21% of the respondents ranked cybersecurity dead last in terms of their business concerns, and 60% put it somewhere in the bottom half of their concerns.

Respondents overwhelmingly seem to believe that company revenue correlates with the likelihood of being attacked. 73% of respondents with an annual company revenue of less than $1 million felt that they were not likely to be attacked, while that number lowered to 47% among the companies that made more than $1 million per year.

There is also a correlation between length of time in business and confidence about not being breached. New companies formed in the last five years showed much more concern about being attacked, while 70% of respondents in companies that had been around for at least 10 years felt that they were unlikely to be a target.

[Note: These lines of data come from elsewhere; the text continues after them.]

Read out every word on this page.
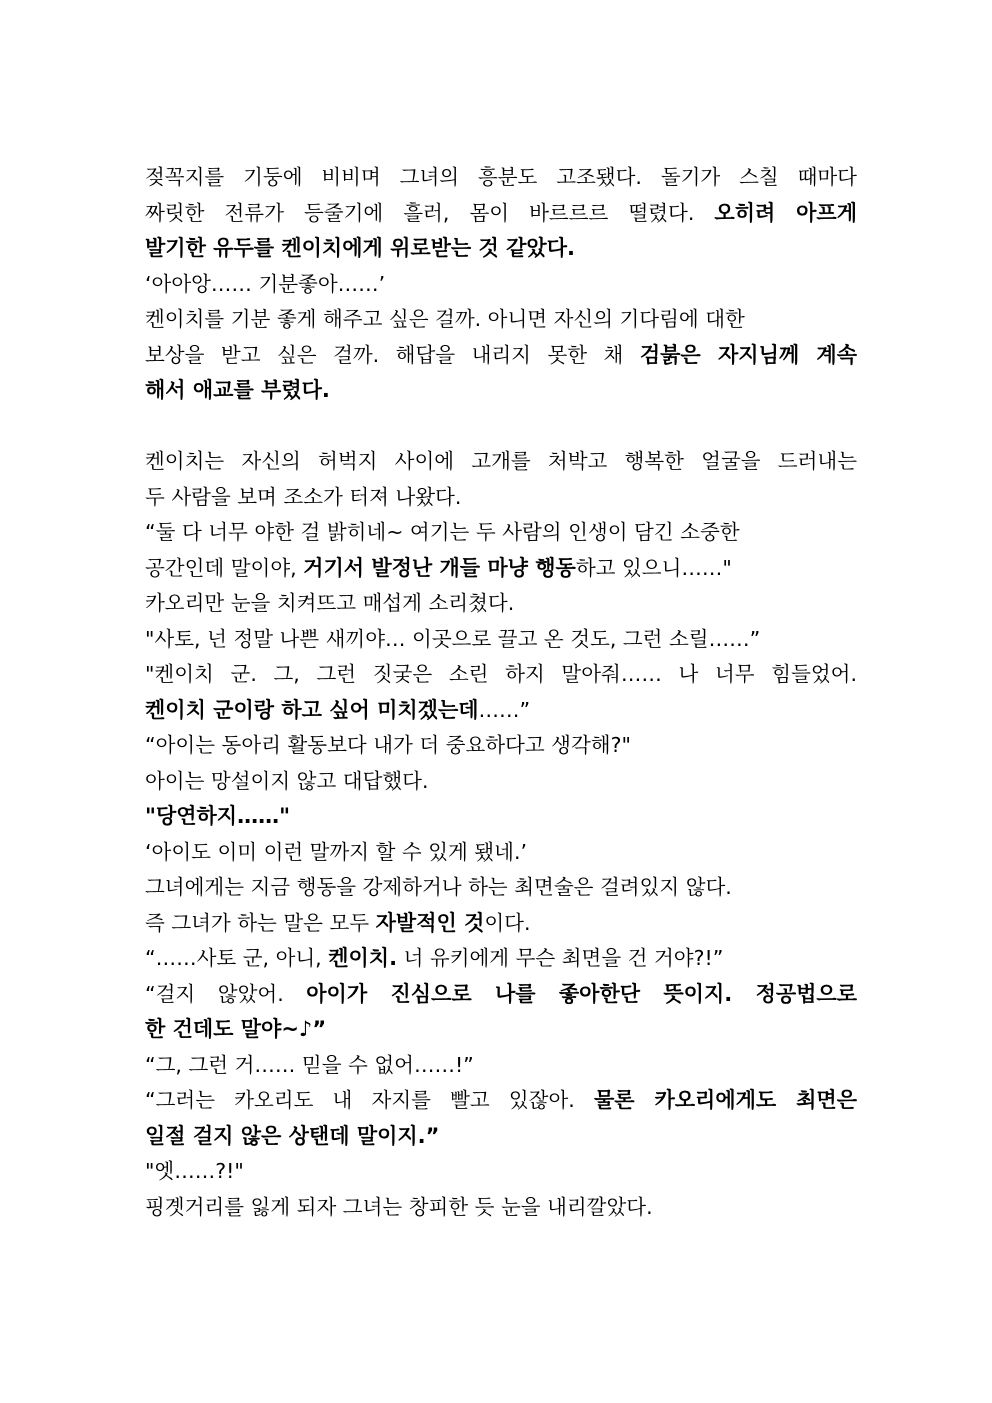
젖꼭지를 기둥에 비비며 그녀의 흥분도 고조됐다. 돌기가 스칠 때마다
짜릿한 전류가 등줄기에 흘러, 몸이 바르르르 떨렸다. 오히려 아프게
발기한 유두를 켄이치에게 위로받는 것 같았다.
‘아아앙…… 기분좋아……’
켄이치를 기분 좋게 해주고 싶은 걸까. 아니면 자신의 기다림에 대한
보상을 받고 싶은 걸까. 해답을 내리지 못한 채 검붉은 자지님께 계속
해서 애교를 부렸다.
켄이치는 자신의 허벅지 사이에 고개를 처박고 행복한 얼굴을 드러내는
두 사람을 보며 조소가 터져 나왔다.
“둘 다 너무 야한 걸 밝히네~ 여기는 두 사람의 인생이 담긴 소중한
공간인데 말이야, 거기서 발정난 개들 마냥 행동하고 있으니……"
카오리만 눈을 치켜뜨고 매섭게 소리쳤다.
"사토, 넌 정말 나쁜 새끼야… 이곳으로 끌고 온 것도, 그런 소릴……”
"켄이치 군. 그, 그런 짓궂은 소린 하지 말아줘…… 나 너무 힘들었어.
켄이치 군이랑 하고 싶어 미치겠는데……”
“아이는 동아리 활동보다 내가 더 중요하다고 생각해?"
아이는 망설이지 않고 대답했다.
"당연하지……"
‘아이도 이미 이런 말까지 할 수 있게 됐네.’
그녀에게는 지금 행동을 강제하거나 하는 최면술은 걸려있지 않다.
즉 그녀가 하는 말은 모두 자발적인 것이다.
“……사토 군, 아니, 켄이치. 너 유키에게 무슨 최면을 건 거야?!”
“걸지 않았어. 아이가 진심으로 나를 좋아한단 뜻이지. 정공법으로
한 건데도 말야~♪”
“그, 그런 거…… 믿을 수 없어……!”
“그러는 카오리도 내 자지를 빨고 있잖아. 물론 카오리에게도 최면은
일절 걸지 않은 상탠데 말이지.”
"엣……?!"
핑곗거리를 잃게 되자 그녀는 창피한 듯 눈을 내리깔았다.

Here’s how Darren Guccione, CEO and co-founder of Keeper Security, summed up this observation:

“We’ve observed this trend throughout the data, and several indicators such as the age of the respondents surveyed or the longevity of the businesses reveal differences in prioritization of cybersecurity. It could be that the businesses operating for longer periods erroneously assume that they won’t be attacked if they haven’t been already, or that cybercriminals have no interest in them. Given the rapid speed at which technology has advanced in recent years, it’s possible that that newer businesses and younger leadership are more ingrained with technology and thus better understand the security risks it presents, although there is still plenty of work to be done from an awareness and preparedness standpoint across the board.”

There is also an age correlation – younger decision-makers (32%) are much more likely to believe they are going to be attacked as leaders over the age of 55 (5%) are.

Other factors that caused respondents to be more aware of cyber risks included the industry they worked in (with extremes of 47% of financial industry decision-makers vs. only 4% of those in the entertainment industry), their level of education (postgrad degrees were much more likely to expect attacks), and being in a subordinate position to the CEO (such as CFO or COO).

Interestingly, of all the decision-makers CEOs were the most likely to believe that cyber-attacks were not likely (43%). This was also the leadership group that was most likely to not know what their own company’s password security policies were.

The biggest takeaway from all of this is that SMBs very often do not take cybersecurity seriously until they’ve been stung at least once. Unfortunately, just one attack could be fatal to a smaller business. Research from 2018 indicates that 60% of SMBs that experience cyber attacks go out of business within six months; also consider that this data was collected in the United States, where massive fines for data breaches such as those levied under the terms of the GDPR do not exist.